Разумеется, сразу бы что надо узнал – решись Ксения на дальний отъезд. Отвращение его к возможности потери сказалось-таки в том, что не был пленнице подарен миг уведомления об отчетливой ее свободе, а значит, четко не подарено и… Но тут было не столько лукавства, сколько утробной какой-то учтивости. Вот не знал, как известить об этом, чтобы не вышло невольного нажатия, и грубо – или-или? – не кольнул старый, ломаным своим ребром, вопрос. Да, можно – как бы браво и легко, неиздалека – знак: «…а что ж на набережную салюты Гуляй-города не съездишь поглядеть?» – «А – тешно?» (Любящая ответит. Такой-то и знак ни к чему. А тут как узнать, если… А лучше никак – пусть сама.)
Сама почувствовала, в молчании тоже – ответила, себе и ему: куда поеду? От прирученного худо-бедно зла – лучшего искать, дичайшего? Здесь и добрые все же есть люди, есть они у меня – и живые, и мертвые, деревца и теремки их, и могилки – всем уж раздышалась, здешним сим всем и держусь. От могилок, кувшинок – к кому?

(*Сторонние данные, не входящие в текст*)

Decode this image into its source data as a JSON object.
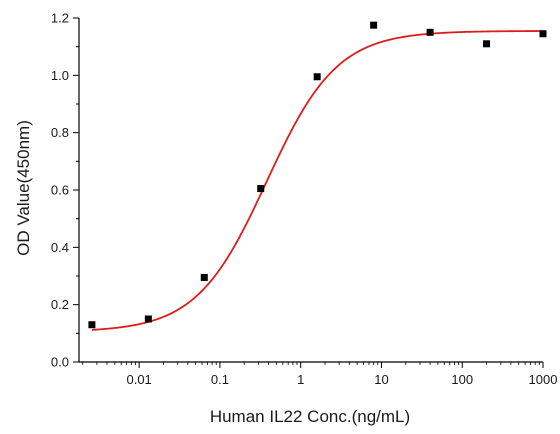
{
  "chart_data": {
    "type": "scatter",
    "title": "",
    "xlabel": "Human IL22 Conc.(ng/mL)",
    "ylabel": "OD Value(450nm)",
    "x_scale": "log",
    "xlim": [
      0.0018,
      1000
    ],
    "ylim": [
      0,
      1.2
    ],
    "grid": false,
    "x_ticks": [
      0.01,
      0.1,
      1,
      10,
      100,
      1000
    ],
    "x_tick_labels": [
      "0.01",
      "0.1",
      "1",
      "10",
      "100",
      "1000"
    ],
    "y_ticks": [
      0.0,
      0.2,
      0.4,
      0.6,
      0.8,
      1.0,
      1.2
    ],
    "y_tick_labels": [
      "0.0",
      "0.2",
      "0.4",
      "0.6",
      "0.8",
      "1.0",
      "1.2"
    ],
    "series": [
      {
        "marker": "square",
        "color": "#000000",
        "x": [
          0.0026,
          0.013,
          0.064,
          0.32,
          1.6,
          8,
          40,
          200,
          1000
        ],
        "y": [
          0.13,
          0.15,
          0.295,
          0.605,
          0.995,
          1.175,
          1.15,
          1.11,
          1.145
        ]
      }
    ],
    "fit_curve": {
      "model": "4PL",
      "color": "#e01b1b",
      "bottom": 0.105,
      "top": 1.155,
      "ec50": 0.38,
      "hill": 1.0,
      "x_range": [
        0.0026,
        1000
      ]
    }
  }
}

Пусть все себе меняется, все к лету. Но царевны жизнь живут в Москве. Остальная Русь для Ксении кончалась где-то со стенами ближайших святейших обителей. Рощи из сказок пугали ее, как чужестранку, – с вещуньями они, совами, подобными львам, с барсуками и змеями. Как-то зналось: город на Руси один – Москва, он и Псков, и Тула, и Владимир – только там все послабей, как отражение в слюде, вид – или ребячливый или увядший, а так то же: у речной излуки град взыскуемый: возгораемый посад, кремль, храмы внутри. Цари там – воеводы, еще проще, чище здешних, царевны – конопатые их дочки. Преемники не самозванцы – шепотники. За шатунов-бояр – по жердочкам тоже «не какие-нибудь»… Скрыться бы и от этих, и от тех (да и от русского гневливого народа не мешало бы), поселиться бы в соломенной прохладной деревушке, старостиной женкой, да побаивается – не земных трудов – тяжких наземных быков и невозможных коров, виданных на подмосковных пастбищах: вдали.

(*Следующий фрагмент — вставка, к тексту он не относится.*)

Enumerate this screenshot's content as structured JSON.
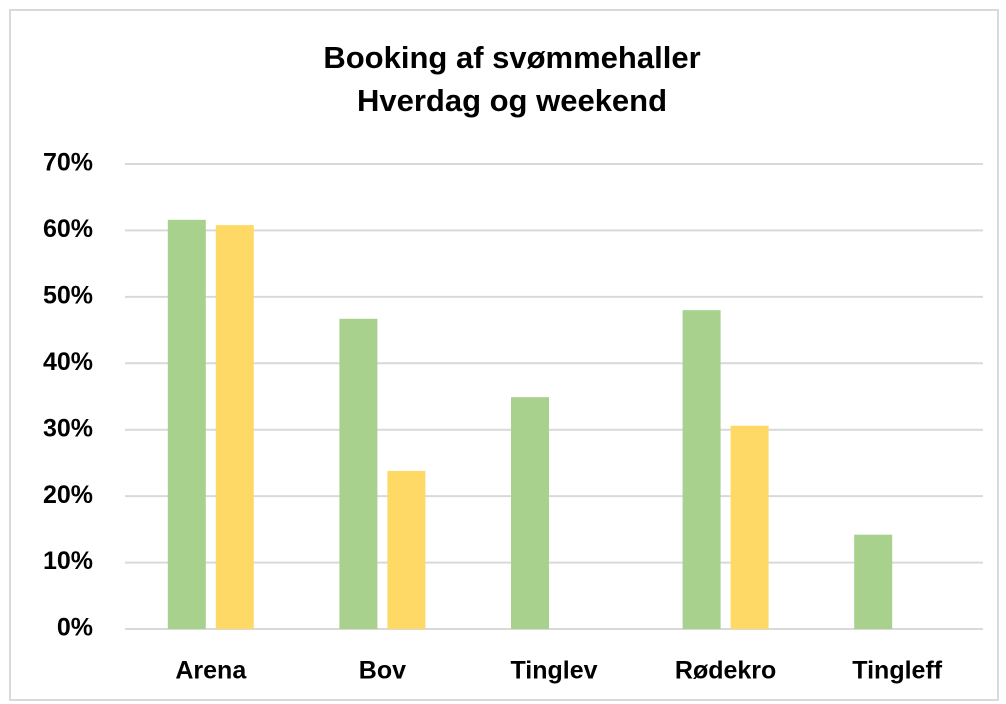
{
  "chart_data": {
    "type": "bar",
    "title": [
      "Booking af svømmehaller",
      "Hverdag og weekend"
    ],
    "categories": [
      "Arena",
      "Bov",
      "Tinglev",
      "Rødekro",
      "Tingleff"
    ],
    "series": [
      {
        "color": "#a9d18e",
        "values": [
          61.6,
          46.7,
          34.9,
          48.0,
          14.2
        ]
      },
      {
        "color": "#ffd966",
        "values": [
          60.8,
          23.8,
          null,
          30.6,
          null
        ]
      }
    ],
    "ylim": [
      0,
      70
    ],
    "yticks": [
      {
        "value": 0,
        "label": "0%"
      },
      {
        "value": 10,
        "label": "10%"
      },
      {
        "value": 20,
        "label": "20%"
      },
      {
        "value": 30,
        "label": "30%"
      },
      {
        "value": 40,
        "label": "40%"
      },
      {
        "value": 50,
        "label": "50%"
      },
      {
        "value": 60,
        "label": "60%"
      },
      {
        "value": 70,
        "label": "70%"
      }
    ],
    "grid": true
  }
}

Все лето дьяк Шерефединов оставался дрожать на глазах царя. Хоть Отрепьеву саднило смотреть чуть не каждый божий день на человека, подложившего к началу его царствования жестокий грех, только чудом каким-то не сделавший его, Отрепьева-царя, кровавым чудищем как в ненаглядных Ксюшиных глазах, так и в оке всего московитого народа, царь медлил. Опалиться и прочь от очей угнать дьяка – сидеть ему, носа не высуня, дома, – было бы слишком смешной карою. Услать на воеводство в новый, дикий, городок – тоже мало, да и уверился в порочности такой управы, хватая кремли Северщины: вот где разостлалась легота пред бунтом – даром, что воеводами в тех кремликах сидели все опальные дворяне.
Чего проще, казалось бы, сослать одного дьяка, без чести, абы куда под караулом, посадить на каменную цепь Урала или под северный любой утес-засов?.. Не тут-то было: тогда надо Шерефединова сначала осудить. Но за что?

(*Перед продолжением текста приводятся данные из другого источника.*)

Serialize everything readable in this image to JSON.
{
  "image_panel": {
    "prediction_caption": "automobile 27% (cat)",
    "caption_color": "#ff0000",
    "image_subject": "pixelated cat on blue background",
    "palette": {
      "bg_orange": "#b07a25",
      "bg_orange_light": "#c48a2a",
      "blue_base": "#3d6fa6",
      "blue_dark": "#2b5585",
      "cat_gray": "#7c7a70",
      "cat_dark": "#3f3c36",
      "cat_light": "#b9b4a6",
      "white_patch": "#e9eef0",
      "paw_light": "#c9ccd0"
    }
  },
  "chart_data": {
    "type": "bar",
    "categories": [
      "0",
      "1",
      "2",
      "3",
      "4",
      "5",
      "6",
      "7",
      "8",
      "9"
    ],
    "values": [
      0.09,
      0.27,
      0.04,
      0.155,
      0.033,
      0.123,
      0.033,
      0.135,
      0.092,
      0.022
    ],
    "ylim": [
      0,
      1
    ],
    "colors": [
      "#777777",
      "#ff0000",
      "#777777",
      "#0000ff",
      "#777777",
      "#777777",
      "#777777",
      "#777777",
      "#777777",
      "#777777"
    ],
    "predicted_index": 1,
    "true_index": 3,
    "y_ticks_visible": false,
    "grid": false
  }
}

По обнародованному уведомлению, Феодор и Мария Годуновы отравили себя ядом, дьяк Шерефединов совершенно ни при чем. Для острога или ссылки требовалось отыскать еще на нем вину – может быть, менее броскую, но все же весомую. Потому и следовало держать дьяка теперь при себе, использовать в важных делах – отнюдь не гнать долой с глаз в райский просто для него, прохладный и отдохновенный край опалы, но неутомимо навевать, хоть из чего сочиняя, и начислять ему вины.